Apart from the poor, there was one particular section of Parisians that, by definition, suffered worse than any other. No sooner had the Occupation established itself than Jews were forbidden to stand in food queues. By 27 September 1940, the German authorities had issued the first ordonnances proscribing the Jews in France, the jaws of the deadly trap which would close around them. Vichy followed suit with its own statute a week later, defining what constituted a Jew. In Paris the Jews then numbered some 150,000, or roughly half the total in France.

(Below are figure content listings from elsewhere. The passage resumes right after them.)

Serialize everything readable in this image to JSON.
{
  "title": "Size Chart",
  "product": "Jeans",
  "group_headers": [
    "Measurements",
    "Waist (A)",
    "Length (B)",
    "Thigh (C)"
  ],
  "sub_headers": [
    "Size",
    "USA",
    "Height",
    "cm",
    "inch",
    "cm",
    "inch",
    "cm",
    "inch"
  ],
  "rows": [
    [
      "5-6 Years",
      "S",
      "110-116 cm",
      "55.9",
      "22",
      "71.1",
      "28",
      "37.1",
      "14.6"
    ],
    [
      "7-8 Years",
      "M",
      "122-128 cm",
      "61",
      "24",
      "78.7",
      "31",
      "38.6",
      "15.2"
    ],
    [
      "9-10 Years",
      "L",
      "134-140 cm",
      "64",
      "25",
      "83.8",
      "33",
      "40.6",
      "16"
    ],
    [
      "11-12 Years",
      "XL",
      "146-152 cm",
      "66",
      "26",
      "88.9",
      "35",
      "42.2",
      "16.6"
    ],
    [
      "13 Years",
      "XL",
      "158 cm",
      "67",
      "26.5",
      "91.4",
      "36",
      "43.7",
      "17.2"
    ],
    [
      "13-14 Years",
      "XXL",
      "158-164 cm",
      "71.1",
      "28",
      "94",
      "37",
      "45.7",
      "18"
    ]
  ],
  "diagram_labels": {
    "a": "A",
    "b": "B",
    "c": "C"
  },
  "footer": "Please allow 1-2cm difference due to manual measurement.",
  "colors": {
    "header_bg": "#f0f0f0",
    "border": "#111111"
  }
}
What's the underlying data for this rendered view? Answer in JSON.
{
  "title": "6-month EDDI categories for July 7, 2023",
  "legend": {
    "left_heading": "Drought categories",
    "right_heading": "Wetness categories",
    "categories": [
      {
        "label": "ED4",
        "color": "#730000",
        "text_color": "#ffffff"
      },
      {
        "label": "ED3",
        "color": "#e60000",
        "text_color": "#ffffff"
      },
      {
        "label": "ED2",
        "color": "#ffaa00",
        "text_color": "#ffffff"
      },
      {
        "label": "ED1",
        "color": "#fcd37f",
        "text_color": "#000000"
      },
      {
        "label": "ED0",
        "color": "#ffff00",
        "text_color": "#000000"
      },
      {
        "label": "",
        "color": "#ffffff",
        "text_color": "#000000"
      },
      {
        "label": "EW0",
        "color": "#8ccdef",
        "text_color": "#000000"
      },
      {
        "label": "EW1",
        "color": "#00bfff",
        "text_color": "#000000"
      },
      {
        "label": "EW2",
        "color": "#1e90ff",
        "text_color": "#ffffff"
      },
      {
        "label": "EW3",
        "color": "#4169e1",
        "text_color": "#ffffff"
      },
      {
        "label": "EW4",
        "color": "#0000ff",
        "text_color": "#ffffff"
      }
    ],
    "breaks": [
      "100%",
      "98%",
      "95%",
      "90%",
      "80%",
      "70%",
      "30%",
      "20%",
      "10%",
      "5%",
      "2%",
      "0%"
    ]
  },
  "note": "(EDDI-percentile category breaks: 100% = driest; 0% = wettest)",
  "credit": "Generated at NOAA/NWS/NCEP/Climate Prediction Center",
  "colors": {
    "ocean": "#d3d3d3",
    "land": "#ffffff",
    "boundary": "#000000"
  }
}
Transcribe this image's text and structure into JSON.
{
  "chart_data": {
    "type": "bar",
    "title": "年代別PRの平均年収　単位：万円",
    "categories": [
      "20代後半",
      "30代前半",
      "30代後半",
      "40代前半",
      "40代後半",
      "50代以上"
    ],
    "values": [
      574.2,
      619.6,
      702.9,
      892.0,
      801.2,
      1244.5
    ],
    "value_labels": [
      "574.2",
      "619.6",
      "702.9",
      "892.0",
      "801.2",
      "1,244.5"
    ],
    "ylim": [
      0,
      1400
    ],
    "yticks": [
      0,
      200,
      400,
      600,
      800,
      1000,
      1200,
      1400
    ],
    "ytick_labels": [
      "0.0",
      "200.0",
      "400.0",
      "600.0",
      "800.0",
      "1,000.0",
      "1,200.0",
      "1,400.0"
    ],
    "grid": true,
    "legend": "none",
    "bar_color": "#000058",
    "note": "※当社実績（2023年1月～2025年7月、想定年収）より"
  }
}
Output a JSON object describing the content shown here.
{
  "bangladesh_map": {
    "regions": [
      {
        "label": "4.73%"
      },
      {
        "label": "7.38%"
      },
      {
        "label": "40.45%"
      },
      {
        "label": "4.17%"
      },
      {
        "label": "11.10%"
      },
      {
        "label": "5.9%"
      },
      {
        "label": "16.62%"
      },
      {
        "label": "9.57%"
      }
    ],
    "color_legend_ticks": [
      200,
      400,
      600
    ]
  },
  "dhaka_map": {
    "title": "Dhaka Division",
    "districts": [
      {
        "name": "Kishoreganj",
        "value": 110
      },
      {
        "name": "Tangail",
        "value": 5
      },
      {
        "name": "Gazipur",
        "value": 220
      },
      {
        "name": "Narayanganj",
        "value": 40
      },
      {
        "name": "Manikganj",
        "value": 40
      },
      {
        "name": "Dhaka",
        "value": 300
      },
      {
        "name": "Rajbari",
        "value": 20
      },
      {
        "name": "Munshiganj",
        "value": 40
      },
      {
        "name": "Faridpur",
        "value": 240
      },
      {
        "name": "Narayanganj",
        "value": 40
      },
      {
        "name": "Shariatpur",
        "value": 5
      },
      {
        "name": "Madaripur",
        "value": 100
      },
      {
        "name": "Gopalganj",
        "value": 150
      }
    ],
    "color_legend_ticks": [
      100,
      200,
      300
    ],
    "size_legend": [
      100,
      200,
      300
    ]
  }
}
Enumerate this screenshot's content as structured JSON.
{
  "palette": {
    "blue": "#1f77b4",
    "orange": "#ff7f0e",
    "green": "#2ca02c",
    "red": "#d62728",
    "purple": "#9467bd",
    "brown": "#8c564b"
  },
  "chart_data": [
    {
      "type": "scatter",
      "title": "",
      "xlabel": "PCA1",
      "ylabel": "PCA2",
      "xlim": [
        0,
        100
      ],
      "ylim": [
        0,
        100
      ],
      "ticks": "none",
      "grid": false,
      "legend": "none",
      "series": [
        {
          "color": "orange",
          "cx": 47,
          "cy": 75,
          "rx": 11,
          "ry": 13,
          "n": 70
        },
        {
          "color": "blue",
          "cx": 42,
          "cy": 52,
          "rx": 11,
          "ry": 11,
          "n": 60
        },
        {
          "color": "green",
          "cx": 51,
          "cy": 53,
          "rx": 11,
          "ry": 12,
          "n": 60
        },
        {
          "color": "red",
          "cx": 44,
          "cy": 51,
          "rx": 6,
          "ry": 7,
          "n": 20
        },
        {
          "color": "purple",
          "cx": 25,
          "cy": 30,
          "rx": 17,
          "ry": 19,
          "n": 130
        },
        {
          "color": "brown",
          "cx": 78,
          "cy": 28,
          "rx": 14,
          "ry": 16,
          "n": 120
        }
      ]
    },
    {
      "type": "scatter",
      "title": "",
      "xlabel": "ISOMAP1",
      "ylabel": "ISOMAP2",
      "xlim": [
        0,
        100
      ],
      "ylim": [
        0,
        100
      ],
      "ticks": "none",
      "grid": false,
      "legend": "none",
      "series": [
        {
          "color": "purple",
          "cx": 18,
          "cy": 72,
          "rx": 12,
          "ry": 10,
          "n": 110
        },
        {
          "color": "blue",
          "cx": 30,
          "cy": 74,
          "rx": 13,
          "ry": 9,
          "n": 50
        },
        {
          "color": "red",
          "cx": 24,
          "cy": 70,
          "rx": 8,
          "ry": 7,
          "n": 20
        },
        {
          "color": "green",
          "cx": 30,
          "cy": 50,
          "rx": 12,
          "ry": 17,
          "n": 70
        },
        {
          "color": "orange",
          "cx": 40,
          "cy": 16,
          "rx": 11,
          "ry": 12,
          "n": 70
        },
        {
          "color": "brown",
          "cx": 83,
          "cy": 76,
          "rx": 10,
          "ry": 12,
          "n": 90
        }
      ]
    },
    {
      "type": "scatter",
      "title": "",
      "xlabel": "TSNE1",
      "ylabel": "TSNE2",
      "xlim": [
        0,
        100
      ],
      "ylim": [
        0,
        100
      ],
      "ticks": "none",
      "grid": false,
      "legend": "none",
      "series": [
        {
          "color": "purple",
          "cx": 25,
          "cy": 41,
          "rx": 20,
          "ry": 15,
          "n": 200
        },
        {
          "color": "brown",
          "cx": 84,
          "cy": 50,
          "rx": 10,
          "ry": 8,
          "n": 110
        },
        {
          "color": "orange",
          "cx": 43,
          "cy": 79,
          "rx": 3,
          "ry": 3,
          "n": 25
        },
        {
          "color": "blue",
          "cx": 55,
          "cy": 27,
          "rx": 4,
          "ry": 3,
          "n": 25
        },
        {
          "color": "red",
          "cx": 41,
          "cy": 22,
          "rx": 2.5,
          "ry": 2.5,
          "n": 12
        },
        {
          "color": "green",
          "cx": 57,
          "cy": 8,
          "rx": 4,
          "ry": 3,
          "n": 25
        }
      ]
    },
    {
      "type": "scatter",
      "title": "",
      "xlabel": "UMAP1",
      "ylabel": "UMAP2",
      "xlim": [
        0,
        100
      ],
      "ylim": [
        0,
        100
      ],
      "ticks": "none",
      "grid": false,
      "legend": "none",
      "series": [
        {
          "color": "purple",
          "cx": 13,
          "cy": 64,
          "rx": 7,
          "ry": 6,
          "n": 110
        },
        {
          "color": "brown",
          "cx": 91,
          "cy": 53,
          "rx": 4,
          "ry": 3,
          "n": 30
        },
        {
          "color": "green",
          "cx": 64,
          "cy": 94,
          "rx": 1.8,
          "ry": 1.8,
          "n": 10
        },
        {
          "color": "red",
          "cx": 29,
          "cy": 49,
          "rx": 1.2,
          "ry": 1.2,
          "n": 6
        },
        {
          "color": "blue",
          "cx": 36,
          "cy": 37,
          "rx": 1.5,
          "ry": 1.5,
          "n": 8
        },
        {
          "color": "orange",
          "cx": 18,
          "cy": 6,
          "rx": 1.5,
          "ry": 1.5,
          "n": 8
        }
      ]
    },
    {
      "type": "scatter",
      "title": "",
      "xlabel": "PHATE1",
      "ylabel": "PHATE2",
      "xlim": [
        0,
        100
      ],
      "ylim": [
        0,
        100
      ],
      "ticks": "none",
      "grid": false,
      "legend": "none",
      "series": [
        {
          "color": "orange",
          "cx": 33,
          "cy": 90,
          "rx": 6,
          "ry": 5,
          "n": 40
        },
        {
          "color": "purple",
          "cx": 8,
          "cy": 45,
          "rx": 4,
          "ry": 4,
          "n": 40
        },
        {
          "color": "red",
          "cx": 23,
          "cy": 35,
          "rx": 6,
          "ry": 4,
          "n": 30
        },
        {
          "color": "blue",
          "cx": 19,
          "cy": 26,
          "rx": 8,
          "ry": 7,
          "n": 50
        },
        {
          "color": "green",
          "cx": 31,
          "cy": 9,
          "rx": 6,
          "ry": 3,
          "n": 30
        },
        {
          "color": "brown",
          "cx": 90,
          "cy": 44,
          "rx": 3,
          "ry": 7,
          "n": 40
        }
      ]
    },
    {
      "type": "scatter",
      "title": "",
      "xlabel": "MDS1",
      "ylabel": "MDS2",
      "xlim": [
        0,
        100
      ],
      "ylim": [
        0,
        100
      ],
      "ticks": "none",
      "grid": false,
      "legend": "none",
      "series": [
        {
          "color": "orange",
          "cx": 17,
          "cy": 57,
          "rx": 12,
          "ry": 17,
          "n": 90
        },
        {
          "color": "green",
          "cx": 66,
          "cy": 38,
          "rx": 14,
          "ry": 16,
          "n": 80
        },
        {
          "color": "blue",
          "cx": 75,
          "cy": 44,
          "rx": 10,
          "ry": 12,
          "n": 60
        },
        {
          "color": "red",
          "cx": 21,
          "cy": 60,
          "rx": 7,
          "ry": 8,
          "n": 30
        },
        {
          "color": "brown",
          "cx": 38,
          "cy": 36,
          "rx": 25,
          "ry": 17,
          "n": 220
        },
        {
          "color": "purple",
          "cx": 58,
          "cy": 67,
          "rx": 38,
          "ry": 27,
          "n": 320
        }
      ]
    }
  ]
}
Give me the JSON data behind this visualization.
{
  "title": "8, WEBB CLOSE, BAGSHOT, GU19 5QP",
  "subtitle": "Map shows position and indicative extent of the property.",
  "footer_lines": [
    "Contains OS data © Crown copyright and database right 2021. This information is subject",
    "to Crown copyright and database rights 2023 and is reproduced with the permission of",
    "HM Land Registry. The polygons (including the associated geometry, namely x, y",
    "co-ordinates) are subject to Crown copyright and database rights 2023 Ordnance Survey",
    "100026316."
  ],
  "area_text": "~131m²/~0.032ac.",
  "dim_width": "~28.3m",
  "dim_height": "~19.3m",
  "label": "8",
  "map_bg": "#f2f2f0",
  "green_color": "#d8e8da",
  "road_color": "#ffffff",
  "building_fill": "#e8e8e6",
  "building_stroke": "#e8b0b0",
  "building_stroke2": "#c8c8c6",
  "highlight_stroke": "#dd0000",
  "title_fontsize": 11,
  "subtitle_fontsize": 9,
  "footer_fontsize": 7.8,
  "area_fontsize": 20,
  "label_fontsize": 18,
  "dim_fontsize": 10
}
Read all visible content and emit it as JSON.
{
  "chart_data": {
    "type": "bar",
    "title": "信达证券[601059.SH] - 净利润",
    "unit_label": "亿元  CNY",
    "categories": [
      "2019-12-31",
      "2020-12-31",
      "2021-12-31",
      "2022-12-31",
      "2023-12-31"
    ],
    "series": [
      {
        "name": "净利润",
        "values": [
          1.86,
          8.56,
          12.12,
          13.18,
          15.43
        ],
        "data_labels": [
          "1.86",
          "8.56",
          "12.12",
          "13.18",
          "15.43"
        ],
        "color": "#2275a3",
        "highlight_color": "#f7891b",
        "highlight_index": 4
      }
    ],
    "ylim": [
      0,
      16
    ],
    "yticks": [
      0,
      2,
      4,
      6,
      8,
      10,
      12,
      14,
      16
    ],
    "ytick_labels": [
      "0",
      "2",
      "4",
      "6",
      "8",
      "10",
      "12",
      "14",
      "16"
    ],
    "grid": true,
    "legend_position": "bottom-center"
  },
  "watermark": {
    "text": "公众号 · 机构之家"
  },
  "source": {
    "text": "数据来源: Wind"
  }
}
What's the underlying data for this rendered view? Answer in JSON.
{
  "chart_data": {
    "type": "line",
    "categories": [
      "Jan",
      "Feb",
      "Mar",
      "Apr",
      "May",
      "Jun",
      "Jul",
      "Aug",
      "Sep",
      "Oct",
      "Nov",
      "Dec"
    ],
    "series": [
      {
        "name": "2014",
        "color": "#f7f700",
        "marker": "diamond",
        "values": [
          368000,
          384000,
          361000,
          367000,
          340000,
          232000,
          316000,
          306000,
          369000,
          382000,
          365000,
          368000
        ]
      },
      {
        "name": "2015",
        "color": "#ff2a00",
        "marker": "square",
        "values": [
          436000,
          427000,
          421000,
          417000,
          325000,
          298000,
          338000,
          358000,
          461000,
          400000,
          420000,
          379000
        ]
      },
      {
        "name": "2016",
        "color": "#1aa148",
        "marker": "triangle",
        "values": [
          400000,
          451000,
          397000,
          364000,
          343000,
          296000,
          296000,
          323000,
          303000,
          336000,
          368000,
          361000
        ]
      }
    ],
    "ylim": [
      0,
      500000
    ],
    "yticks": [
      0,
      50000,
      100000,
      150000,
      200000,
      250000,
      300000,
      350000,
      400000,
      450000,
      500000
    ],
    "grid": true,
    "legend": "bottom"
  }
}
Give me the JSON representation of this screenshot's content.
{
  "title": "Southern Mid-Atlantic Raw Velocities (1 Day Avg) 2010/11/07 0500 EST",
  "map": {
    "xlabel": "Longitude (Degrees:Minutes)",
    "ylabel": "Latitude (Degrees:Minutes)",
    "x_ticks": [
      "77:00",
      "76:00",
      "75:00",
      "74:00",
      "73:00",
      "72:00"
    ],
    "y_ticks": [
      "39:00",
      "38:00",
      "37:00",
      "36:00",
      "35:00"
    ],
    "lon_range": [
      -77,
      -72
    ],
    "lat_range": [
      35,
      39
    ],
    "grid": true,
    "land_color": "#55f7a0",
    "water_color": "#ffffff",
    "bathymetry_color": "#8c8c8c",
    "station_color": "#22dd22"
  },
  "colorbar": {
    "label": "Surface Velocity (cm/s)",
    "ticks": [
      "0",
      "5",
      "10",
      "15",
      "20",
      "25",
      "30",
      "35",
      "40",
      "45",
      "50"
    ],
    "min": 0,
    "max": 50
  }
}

Life became progressively more difficult for the Jews of Paris as with swift relentlessness new restrictions and proscriptions were imposed. Property and business premises were requisitioned. Jewish professors were forced to resign from the Sorbonne, as being hostile to the German Reich. Jewish writers were prevented from publishing, Jewish artists from exhibiting. Jews were forbidden to use public telephones. In September 1941 a massive exhibition was mounted in the Palais Berlitz on the Boulevard des Italiens entitled “Le Juif et la France.” Designed to whip up anti-Semitism among Parisians, over 200,000 visited; there were no known protests, criticism or demonstrations against it. Then came the enforced wearing of the yellow star, the dreadful stigma of the east European ghetto under Hitler. Parisian reactions to it were mixed. Some Jews wearing it were insulted in the street, and children at school were mocked by their classmates. On the other hand, there were many cases of words of sympathy expressed in the Métro, one of the few places Jews could frequent, and there were a few brave examples of disgusted Parisian Gentiles actually volunteering to wear the yellow star themselves.